2. Boote unter 4,4 kW (6 PS) Motorleistung
„Ein Schifferpatent ist nicht erforderlich für das Führen von Fahrzeugen mit Maschinenantrieb, deren Maschinenleistung 4,4 kW nicht übersteigt.“ (BSO Art. 12.02, Abs. 1a)
Für kleinere Motorboote gibt es Erleichterungen bezüglich der Patentpflicht. Dennoch entbindet dies den Bootsführer nicht von der Einhaltung aller BSO-Regeln.
- Boote mit weniger als 4,4 kW (6 PS) Motorleistung dürfen ohne Patent geführt werden.
- Segelboote: Ab einer Segelfläche von 12 m² ist das BSP der Kategorie D weiterhin erforderlich.
- Unabhängig von der Führerscheinpflicht gelten die allgemeinen Vorschriften der Bodensee-Schifffahrtsordnung.
3. Geschwindigkeitsbegrenzungen (Art. 6.02 & 10.03 BSO)
„Die zulässige Höchstgeschwindigkeit auf dem offenen See beträgt 40 km/h. In der Uferzone [...] ist die Geschwindigkeit auf 10 km/h begrenzt.“ (BSO Art. 6.02)
Um die Sicherheit und den Schutz der Uferzonen zu gewährleisten, gelten strikte Tempolimits.
- Offener See: Maximal 40 km/h.
- Uferzone (bis 300m Abstand zum Land): Maximal 10 km/h.
- Seerhein: Laut BSO Art. 10.03 liegt die zulässige Höchstgeschwindigkeit bei 10 km/h in der Bergfahrt und 20 km/h in der Talfahrt.
4. Uferabstand & Schutz der Schilfzonen (Art. 6.11 BSO)
„Fahrzeuge mit Maschinenantrieb müssen von dem am Ufer wachsenden Schilf- und Binsenbestand [...] einen Mindestabstand von 300 Metern einhalten.“ (BSO Art. 6.11)
Der Naturschutz spielt am Bodensee eine zentrale Rolle. Bestände von Wasserpflanzen wie Schilf, Binsen und Seerosen dürfen grundsätzlich nicht befahren werden.
- Ein Mindestabstand von 25 Metern zu bepflanzten Zonen ist jederzeit einzuhalten.
- Ausnahmen vom 300m-Uferabstand bestehen lediglich zum An- oder Ablegen sowie zum Stillliegen.
- In diesen Fällen muss der kürzeste Weg zum Ufer gewählt und die Geschwindigkeit auf maximal 10 km/h begrenzt werden.

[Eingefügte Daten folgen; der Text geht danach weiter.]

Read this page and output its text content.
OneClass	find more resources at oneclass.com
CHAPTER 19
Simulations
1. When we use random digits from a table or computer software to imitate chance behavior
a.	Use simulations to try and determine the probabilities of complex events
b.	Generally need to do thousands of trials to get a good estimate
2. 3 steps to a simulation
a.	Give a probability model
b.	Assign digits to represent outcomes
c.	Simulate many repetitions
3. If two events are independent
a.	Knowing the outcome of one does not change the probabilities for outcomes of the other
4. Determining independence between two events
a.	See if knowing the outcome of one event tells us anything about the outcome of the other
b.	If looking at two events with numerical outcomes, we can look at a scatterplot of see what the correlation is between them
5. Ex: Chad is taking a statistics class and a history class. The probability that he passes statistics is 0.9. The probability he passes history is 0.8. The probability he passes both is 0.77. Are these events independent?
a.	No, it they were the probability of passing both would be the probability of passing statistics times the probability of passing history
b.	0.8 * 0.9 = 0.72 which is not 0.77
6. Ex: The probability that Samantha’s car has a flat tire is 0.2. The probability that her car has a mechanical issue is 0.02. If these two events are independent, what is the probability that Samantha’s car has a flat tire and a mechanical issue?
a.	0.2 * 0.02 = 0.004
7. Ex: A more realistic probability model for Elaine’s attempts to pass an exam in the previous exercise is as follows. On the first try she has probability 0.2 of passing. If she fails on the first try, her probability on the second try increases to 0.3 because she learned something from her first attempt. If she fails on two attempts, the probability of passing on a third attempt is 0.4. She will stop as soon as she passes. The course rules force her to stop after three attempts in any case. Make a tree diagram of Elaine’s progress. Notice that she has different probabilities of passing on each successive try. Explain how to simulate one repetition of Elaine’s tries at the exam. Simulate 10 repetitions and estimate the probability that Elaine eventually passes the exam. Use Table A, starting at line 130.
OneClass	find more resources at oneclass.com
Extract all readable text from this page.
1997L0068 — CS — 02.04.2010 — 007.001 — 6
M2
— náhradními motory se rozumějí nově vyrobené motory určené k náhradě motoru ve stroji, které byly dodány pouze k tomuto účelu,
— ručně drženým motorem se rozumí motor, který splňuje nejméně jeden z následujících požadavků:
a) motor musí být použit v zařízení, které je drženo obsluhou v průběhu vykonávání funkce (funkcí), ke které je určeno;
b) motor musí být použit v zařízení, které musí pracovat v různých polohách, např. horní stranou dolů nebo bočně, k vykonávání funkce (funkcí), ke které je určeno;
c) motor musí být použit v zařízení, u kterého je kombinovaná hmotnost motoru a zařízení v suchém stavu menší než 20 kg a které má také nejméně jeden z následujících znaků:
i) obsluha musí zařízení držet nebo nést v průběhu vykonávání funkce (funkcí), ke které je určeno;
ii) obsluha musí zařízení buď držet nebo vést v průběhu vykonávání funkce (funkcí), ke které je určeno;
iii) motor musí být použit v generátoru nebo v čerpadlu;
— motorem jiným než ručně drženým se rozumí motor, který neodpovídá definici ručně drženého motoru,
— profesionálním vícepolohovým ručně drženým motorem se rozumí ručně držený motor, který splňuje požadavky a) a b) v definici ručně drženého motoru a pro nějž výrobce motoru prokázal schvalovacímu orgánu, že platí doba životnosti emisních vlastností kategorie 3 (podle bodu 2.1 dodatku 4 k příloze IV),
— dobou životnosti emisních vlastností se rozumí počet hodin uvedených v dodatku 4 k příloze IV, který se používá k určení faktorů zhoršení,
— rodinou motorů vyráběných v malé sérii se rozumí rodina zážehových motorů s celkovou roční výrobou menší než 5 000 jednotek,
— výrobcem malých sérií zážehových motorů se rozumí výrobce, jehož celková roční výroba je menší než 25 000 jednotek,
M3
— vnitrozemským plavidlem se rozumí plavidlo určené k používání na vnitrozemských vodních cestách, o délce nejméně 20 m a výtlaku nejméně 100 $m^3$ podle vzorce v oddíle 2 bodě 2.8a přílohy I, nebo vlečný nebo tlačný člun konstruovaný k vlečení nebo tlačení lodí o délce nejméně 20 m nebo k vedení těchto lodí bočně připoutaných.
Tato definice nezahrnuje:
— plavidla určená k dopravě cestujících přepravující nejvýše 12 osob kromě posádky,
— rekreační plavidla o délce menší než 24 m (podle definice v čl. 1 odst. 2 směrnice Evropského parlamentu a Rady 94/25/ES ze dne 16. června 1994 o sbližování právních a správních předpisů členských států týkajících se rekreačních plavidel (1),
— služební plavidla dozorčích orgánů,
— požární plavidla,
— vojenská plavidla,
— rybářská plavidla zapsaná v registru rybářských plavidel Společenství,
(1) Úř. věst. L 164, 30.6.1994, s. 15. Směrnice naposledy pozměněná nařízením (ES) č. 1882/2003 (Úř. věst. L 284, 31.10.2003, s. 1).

5. Alkoholgrenzwerte auf dem Wasser
„Es ist verboten, ein Fahrzeug zu führen oder als Mitglied der Mannschaft eine Tätigkeit des Decksdienstes auszuüben, wenn eine Alkoholkonzentration im Blut von 0,5 Promille oder mehr [...] vorliegt.“ (BSO Art. 1.03, Abs. 4)
Wie im Straßenverkehr gilt auch auf dem Wasser eine strikte Promillegrenze zum Schutz aller Wassersportler.
- Es gilt eine feste Grenze von 0,5 Promille für den Schiffsführer und die Mannschaft.
- Die Einhaltung der Alkoholgrenzen ist Teil der allgemeinen Sicherheitsvorschriften der BSO.
6. Offizielle Gesetzestexte
Für detaillierte Informationen und den vollständigen Wortlaut der Verordnungen empfehlen wir die Einsicht in die offiziellen Publikationen.
Zusatz: Pflichtausrüstung nicht vergessen
Neben den rein rechtlichen Verhaltensregeln schreibt die BSO auch zwingend vor, welche Ausrüstung Sie für die Sicherheit Ihrer Crew an Bord haben müssen. Informieren Sie sich vorab umfassend, um Bußgelder zu vermeiden.